Saturday, March 29, 2008

Citron/Yuzu Spread

Citron/Yuzu Spread
Whenever I go to Trader Joe's, I rarely walk out of there without buying at least half a dozen things that weren't on my shopping list. This citron spread was one of those products that caught my eye.

I've been using citron and yuzu to refer to the same fruit but after doing some research, I was surprised to discover that yuzu and citron are actually two different types of citrus. Yuzu (Citrus ichangensis x Citrus reticulata var. austera) is a cold hardy Asian citrus fruit that originated in China and then introduced to Japan and Korea. Citron (Citrus medica) on the other hand, is a different species that most likely also originated in Asia, but was subsequently spread throughout the Mediterranean. I was searching for the difference in flavor between the two fruits but it was difficult to find a comparison because many people, like myself, and resources use the names interchangeably. Even my jar says "Citron (Yuzu) spread", so now I'm not sure whether it's made with citron or yuzu. My guess is that the flavors are comparable. Yuzu has been a part of Japanese and Korean cuisine for quite some time but recently it has come to the attention of the Western food world and is now all the rage.

Yuzu is rarely eaten as a fruit but both the juice and zest are prized in cooking. The fruit bears very little juice, so it's very precious. The tart lemon-like juice with hints of lime, grapefruit, and pine forms the base of the Japanese dipping sauce, ponzu. The powerfully aromatic zest is used as a garnish on soup. It is also working its way into many sweet applications like cakes and sorbets. A spoonful of yuzu marmalade, similar to the spread I bought, is swirled into hot water to make a Korean drink called yuja cha, used as a remedy for the common cold.

Fresh yuzu are about the size of a small orange and are in season from November to May and can be found at at Japanese or Asian markets but they will be rather pricey ($3 - $4 each). The bottled juice can also be found at Asian markets.

So far I've used it as a glaze on scallops and as a filling in Asian rugelach. As Wandering Chopsticks suggested, it would be great on fish as well. And to satisfy your sweet tooth, Tartelette has wonderful yuzu recipes like this cheesecake or berry salad.

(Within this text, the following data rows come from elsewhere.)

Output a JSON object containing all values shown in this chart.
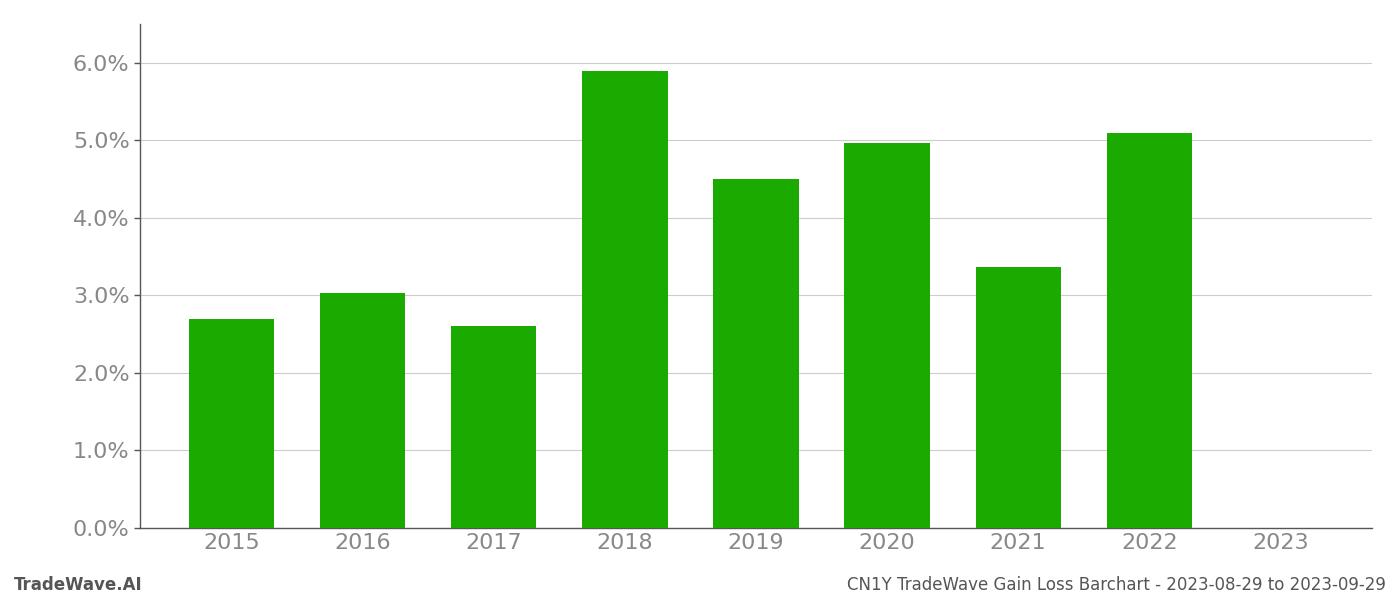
{
  "years": [
    2015,
    2016,
    2017,
    2018,
    2019,
    2020,
    2021,
    2022,
    2023
  ],
  "values": [
    0.027,
    0.0303,
    0.026,
    0.059,
    0.045,
    0.0497,
    0.0337,
    0.051,
    null
  ],
  "bar_color": "#1aaa00",
  "background_color": "#ffffff",
  "grid_color": "#cccccc",
  "axis_color": "#555555",
  "tick_label_color": "#888888",
  "ylim": [
    0.0,
    0.065
  ],
  "yticks": [
    0.0,
    0.01,
    0.02,
    0.03,
    0.04,
    0.05,
    0.06
  ],
  "footer_left": "TradeWave.AI",
  "footer_right": "CN1Y TradeWave Gain Loss Barchart - 2023-08-29 to 2023-09-29",
  "footer_color": "#555555",
  "footer_fontsize": 12,
  "tick_fontsize": 16,
  "bar_width": 0.65
}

Lydia (The Perfect Pantry) said...

Thanks, Amy. I've put this on my Trader Joe's shopping list!

RecipeGirl said...

Going there today... will look for this treasure! Thanks!

Anonymous said...

We have no TJ's up here in the mountains on the east coast. I live for my several trips a year to the west coast - next one in two weeks. Thanks for adding another item to look for (and cook with) while I'm on vacation (in my daughter's newly remodeled kitchen).

Susan @ SGCC said...

Thanks for clearing that up. Now, I know what to look for! :)

Helene said...

I love that spread! I made cheesecakes last summer with it as a glaze and they were awesome. Problem is we don't have a Trader Joe's here and I have to wait to go visit Lisa's to get my fill!

tigerfish said...

I got my yuzu spread from TJ like last year. The packaging/bottle has changed! Hee hee....I ALWAYS end up with something in TJs even if it's just a $1.99 TJ organic truffle chocolate.

Anonymous said...

We have quite a few trader joes in the Boston area. I'm going to have to look for this next time :-)

Sophie said...

As a native Californian now living in Austin, TX (at least until this August, then I'm off to Boston!) I deeply miss Trader Joe's! I can't complain that I live in the city where the main Whole Foods headquarters is located, but I do miss the wonderful Trader Joe's prices and tasty treats like these :).